Джо положил вилку и нож, вытер губы.
— Розенбергов посадили на электрический стул, а вы получили Героя.
Джо сам от себя не ожидал этих слов, сорвался, когда уже подходил к заветному.
Лигошин постучал ложкой по стакану, подошла официантка.
— Милая, принеси нам водочки. Знаю, что нельзя, а ты принеси.
Появился графинчик с водкой, подкрашенной клюквенным соком. Лигошин налил, выпил.
— Удар ниже пояса. Но тут правил нет.
— Извините, — сказал Джо. — Они были мои друзья.
— В этом деле нет невиновных. Мы все в дерьме. Русские выкрали секрет бомбы. Получается, что Героя надо давать Розенбергам, Фуксам и прочим ворюгам вместе с нашими разведчиками. А всяким Лигошиным не за что.
— Я не это хотел сказать.
— А мне наплевать, что ты хотел. Это факт. Я приношу график Курчатову. Он смотрит и говорит: что-то тут не так, сними-ка еще раз. Сняли повторно. Приношу – вздыхает, нет, говорит, не нравится мне, попробуй еще разок. Вот, думаю, чутье какое. Сняли со всей точностью, показываю, а он открывает сейф, достает график – вот какая кривая должна получиться. Понимаете? Вот так работали. Ежели сами что придумаем – ой, не надо, вдруг не получится, время потеряем. Зря, что ли, старались наши доблестные разведчики, нет уж, не надо рисковать, мать вашу. Все видят, что можно, молчат, сучьи дети.
— А Розенберги? Вы думаете, от них тоже шел к вам материал?
— Я знаю, что Фукс был хороший физик. Он разбирался что к чему. Эти же вряд ли. Я уже сказал – присылали много трухи.
— Судебные власти никогда не согласятся с тем, что казнь Розенбергов – ошибка.
— Да и наши не захотят подтвердить, что они никакие не шпионы.
— Почему?
— А зачем? Чем больше шпионов, тем больше заслуг у наших чекистов. Неужели непонятно?
Следить за мыслью Лигошина было нелегко, доказательства он опускал, вывод следовал за выводом.
— …Фукс – идейный осведомитель. Его не вербовали. Наших заслуг тут нет, прибыли никакой.

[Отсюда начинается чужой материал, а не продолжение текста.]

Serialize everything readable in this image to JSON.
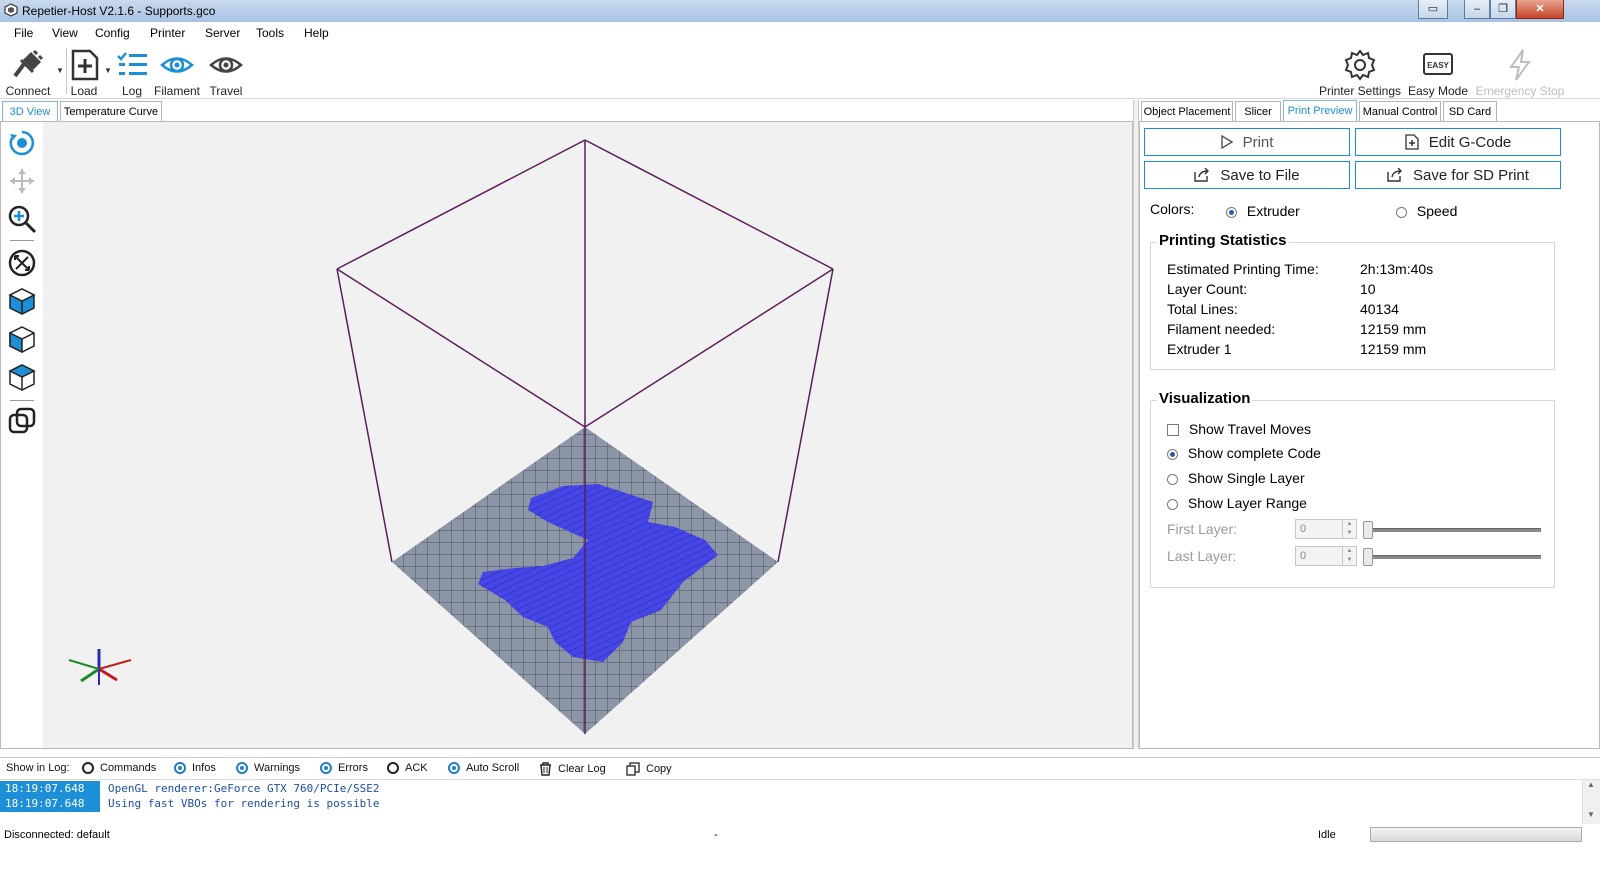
{
  "window": {
    "title": "Repetier-Host V2.1.6 - Supports.gco"
  },
  "menu": [
    "File",
    "View",
    "Config",
    "Printer",
    "Server",
    "Tools",
    "Help"
  ],
  "toolbar": {
    "connect": "Connect",
    "load": "Load",
    "log": "Log",
    "filament": "Filament",
    "travel": "Travel",
    "printer_settings": "Printer Settings",
    "easy_mode": "Easy Mode",
    "easy_badge": "EASY",
    "emergency_stop": "Emergency Stop"
  },
  "left_tabs": [
    "3D View",
    "Temperature Curve"
  ],
  "right_tabs": [
    "Object Placement",
    "Slicer",
    "Print Preview",
    "Manual Control",
    "SD Card"
  ],
  "actions": {
    "print": "Print",
    "edit_gcode": "Edit G-Code",
    "save_file": "Save to File",
    "save_sd": "Save for SD Print"
  },
  "colors_row": {
    "label": "Colors:",
    "extruder": "Extruder",
    "speed": "Speed",
    "selected": "Extruder"
  },
  "stats": {
    "title": "Printing Statistics",
    "rows": [
      {
        "label": "Estimated Printing Time:",
        "value": "2h:13m:40s"
      },
      {
        "label": "Layer Count:",
        "value": "10"
      },
      {
        "label": "Total Lines:",
        "value": "40134"
      },
      {
        "label": "Filament needed:",
        "value": "12159 mm"
      },
      {
        "label": "Extruder 1",
        "value": "12159 mm"
      }
    ]
  },
  "visualization": {
    "title": "Visualization",
    "show_travel": "Show Travel Moves",
    "show_complete": "Show complete Code",
    "show_single": "Show Single Layer",
    "show_range": "Show Layer Range",
    "selected": "Show complete Code",
    "first_layer": "First Layer:",
    "last_layer": "Last Layer:",
    "first_value": "0",
    "last_value": "0"
  },
  "log": {
    "show_in_log": "Show in Log:",
    "options": [
      {
        "label": "Commands",
        "on": false
      },
      {
        "label": "Infos",
        "on": true
      },
      {
        "label": "Warnings",
        "on": true
      },
      {
        "label": "Errors",
        "on": true
      },
      {
        "label": "ACK",
        "on": false
      },
      {
        "label": "Auto Scroll",
        "on": true
      }
    ],
    "clear": "Clear Log",
    "copy": "Copy",
    "entries": [
      {
        "time": "18:19:07.648",
        "msg": "OpenGL renderer:GeForce GTX 760/PCIe/SSE2"
      },
      {
        "time": "18:19:07.648",
        "msg": "Using fast VBOs for rendering is possible"
      }
    ]
  },
  "status": {
    "connection": "Disconnected: default",
    "middle": "-",
    "state": "Idle"
  },
  "colors": {
    "accent": "#1c8fd6",
    "model": "#4646e6",
    "frame": "#5a1f5a",
    "bed": "#8c96a6"
  }
}
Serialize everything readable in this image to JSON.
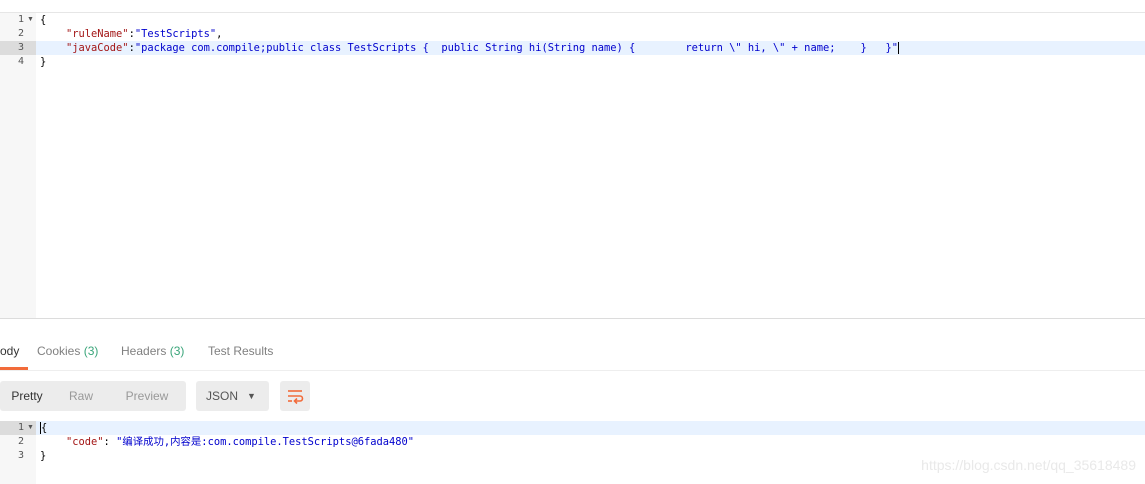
{
  "request_body": {
    "lines": [
      {
        "num": "1",
        "fold": true,
        "text": "{"
      },
      {
        "num": "2",
        "fold": false,
        "key": "\"ruleName\"",
        "sep": ":",
        "value": "\"TestScripts\"",
        "tail": ","
      },
      {
        "num": "3",
        "fold": false,
        "key": "\"javaCode\"",
        "sep": ":",
        "value": "\"package com.compile;public class TestScripts {  public String hi(String name) {        return \\\" hi, \\\" + name;    }   }\"",
        "tail": ""
      },
      {
        "num": "4",
        "fold": false,
        "text": "}"
      }
    ]
  },
  "response_tabs": {
    "body": "ody",
    "cookies": "Cookies",
    "cookies_count": "(3)",
    "headers": "Headers",
    "headers_count": "(3)",
    "test_results": "Test Results"
  },
  "view_modes": {
    "pretty": "Pretty",
    "raw": "Raw",
    "preview": "Preview"
  },
  "format_select": {
    "selected": "JSON"
  },
  "response_body": {
    "lines": [
      {
        "num": "1",
        "text": "{"
      },
      {
        "num": "2",
        "key": "\"code\"",
        "sep": ": ",
        "value": "\"编译成功,内容是:com.compile.TestScripts@6fada480\""
      },
      {
        "num": "3",
        "text": "}"
      }
    ]
  },
  "watermark": "https://blog.csdn.net/qq_35618489",
  "colors": {
    "accent": "#f26b3a",
    "count": "#3aa57a",
    "key": "#a31515",
    "string": "#0000cd"
  }
}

— Розенбергов тоже не подкупали.
— Ваши Розенберги – часть шпионской сети коммунистов. Так преподнесли американские цэрэушники. Без этих шпионов русские ни в жисть не сделали бы бомбы, этим русским жлобам еще лет десять пришлось бы ковыряться. Нашим чекистам такая версия тоже на руку. Дошло?
— Не совсем.
Лигошин заговорил медленней, будто диктуя:
— ЦРУ, раскрыв шпионскую сеть, объясняло, что русские сами ничего сделать не смогли, сделали бомбу американцы, а коммунисты украли ее для русских, ЦРУ разоблачило их – слава ЦРУ! Наши создали огромную сеть за океаном, добыли секреты для физиков, и те сделали – слава чекистам! Они спасли страну и весь мир от атомного шантажа. Выходит, что Розенберги как шпионы выгодны и тем и другим. Это вам не одиночка-доброволец Клаус Фукс.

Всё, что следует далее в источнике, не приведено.